Self-Closing Pair completion works rather nicely now, with only two known, low-priority edge cases that don’t behave quite as nicely as they should.

Easter Is Coming

And with Easter comes… White Walkers Easter Eggs, so all I’m going to say, is that they’ll be flagging ThunderCode – the kind of code our friend loved to test & push the limits of Rubberduck’s parser with. If your code trips a ThunderCode inspection, …nah, it can’t happen.

Woopsie, might happen after all. We’ll eventually figure out a way to hide them from the settings!

Also it’s apparently not impossible that there’s no way no other Easter Eggs were never not added to Rubberduck. For the record I don’t know if this means what I think I mean it to say, and that’s perfect.

What’s Next?

Some very important changes have been waiting for this release and will be merged in the next few weeks – these changes won’t necessarily be visible from a user standpoint, but they will greatly enhance our internal API – refactorings, COM object management, and we’ll be leveraging more of the TypeLibs API, which in turn should end up translating into greatly enhanced user experience and feature set.

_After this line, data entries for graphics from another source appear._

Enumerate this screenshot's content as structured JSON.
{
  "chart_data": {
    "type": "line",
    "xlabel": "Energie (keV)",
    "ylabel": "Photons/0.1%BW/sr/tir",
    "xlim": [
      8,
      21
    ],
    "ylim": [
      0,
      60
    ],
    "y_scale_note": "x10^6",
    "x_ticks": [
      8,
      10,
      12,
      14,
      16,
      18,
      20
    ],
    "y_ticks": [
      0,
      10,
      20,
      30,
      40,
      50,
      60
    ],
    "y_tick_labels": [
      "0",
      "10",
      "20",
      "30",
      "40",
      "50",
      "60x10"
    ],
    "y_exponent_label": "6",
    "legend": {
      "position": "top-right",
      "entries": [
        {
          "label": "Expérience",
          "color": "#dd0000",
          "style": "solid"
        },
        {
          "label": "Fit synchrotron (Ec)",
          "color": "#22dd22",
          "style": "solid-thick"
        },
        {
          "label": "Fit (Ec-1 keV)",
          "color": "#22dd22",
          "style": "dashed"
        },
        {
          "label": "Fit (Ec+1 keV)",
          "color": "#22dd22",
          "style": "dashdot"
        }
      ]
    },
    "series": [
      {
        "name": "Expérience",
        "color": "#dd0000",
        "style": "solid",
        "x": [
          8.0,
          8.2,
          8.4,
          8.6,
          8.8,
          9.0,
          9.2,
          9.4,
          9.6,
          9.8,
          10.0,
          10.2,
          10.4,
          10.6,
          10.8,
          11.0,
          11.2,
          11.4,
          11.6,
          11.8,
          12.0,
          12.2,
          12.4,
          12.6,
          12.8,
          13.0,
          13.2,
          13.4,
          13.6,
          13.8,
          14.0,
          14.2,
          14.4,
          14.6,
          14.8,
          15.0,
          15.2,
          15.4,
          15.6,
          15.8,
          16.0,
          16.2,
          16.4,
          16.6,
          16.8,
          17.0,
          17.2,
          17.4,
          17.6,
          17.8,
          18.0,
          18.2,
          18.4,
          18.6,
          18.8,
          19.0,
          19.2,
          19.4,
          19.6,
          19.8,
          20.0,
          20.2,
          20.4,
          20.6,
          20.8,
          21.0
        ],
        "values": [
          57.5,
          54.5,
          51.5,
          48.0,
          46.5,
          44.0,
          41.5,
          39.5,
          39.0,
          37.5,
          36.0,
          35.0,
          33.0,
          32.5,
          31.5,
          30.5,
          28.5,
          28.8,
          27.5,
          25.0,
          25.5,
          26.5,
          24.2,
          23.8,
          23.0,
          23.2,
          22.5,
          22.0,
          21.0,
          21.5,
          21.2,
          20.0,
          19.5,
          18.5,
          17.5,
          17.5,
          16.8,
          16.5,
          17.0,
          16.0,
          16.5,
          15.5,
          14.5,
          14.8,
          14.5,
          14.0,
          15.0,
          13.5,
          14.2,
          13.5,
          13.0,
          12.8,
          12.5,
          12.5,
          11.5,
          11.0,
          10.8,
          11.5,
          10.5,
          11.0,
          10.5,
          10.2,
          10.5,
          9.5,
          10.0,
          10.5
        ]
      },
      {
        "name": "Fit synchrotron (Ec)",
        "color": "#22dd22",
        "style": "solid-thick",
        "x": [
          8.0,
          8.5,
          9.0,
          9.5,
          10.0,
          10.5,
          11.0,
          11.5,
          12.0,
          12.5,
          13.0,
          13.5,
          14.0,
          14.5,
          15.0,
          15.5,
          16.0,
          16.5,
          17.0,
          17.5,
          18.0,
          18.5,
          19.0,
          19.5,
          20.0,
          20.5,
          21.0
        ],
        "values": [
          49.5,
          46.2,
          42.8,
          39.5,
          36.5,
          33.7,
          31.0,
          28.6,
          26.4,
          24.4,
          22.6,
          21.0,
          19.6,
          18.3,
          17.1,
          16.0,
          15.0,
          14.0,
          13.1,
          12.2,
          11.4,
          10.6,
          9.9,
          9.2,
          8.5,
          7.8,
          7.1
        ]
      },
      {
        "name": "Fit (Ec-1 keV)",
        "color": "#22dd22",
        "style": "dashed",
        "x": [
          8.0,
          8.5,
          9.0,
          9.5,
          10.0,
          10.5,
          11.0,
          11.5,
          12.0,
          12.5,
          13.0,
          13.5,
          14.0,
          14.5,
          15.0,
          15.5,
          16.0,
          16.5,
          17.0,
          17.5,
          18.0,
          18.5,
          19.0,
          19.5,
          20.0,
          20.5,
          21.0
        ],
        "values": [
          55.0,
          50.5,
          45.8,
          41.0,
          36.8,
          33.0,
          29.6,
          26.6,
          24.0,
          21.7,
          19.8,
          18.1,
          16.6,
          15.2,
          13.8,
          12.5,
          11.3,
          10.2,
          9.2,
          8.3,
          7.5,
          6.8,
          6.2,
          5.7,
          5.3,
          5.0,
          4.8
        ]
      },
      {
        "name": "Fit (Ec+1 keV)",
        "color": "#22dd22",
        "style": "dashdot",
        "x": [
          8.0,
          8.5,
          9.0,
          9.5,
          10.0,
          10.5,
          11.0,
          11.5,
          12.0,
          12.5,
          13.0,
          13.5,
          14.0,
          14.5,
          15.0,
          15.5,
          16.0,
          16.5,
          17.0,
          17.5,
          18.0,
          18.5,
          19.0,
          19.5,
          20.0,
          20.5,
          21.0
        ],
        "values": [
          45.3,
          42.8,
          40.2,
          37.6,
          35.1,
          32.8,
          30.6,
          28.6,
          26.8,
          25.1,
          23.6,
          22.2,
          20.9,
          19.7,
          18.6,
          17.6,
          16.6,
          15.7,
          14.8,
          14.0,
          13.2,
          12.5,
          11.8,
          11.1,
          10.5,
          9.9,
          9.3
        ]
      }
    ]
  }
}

Next release will include a few new inspections, including one that locates obsolete While...Wend loops, and suggests to rewrite them as Do While...Loop blocks, which can be exited with an Exit Do statement, whereas While loops can only be prematurely exited (without throwing an error) by an inelegant GoTo jump.

We really want to tighten our release cycle, so we’ll be shooting for the end of April for what should be version 2.4.2.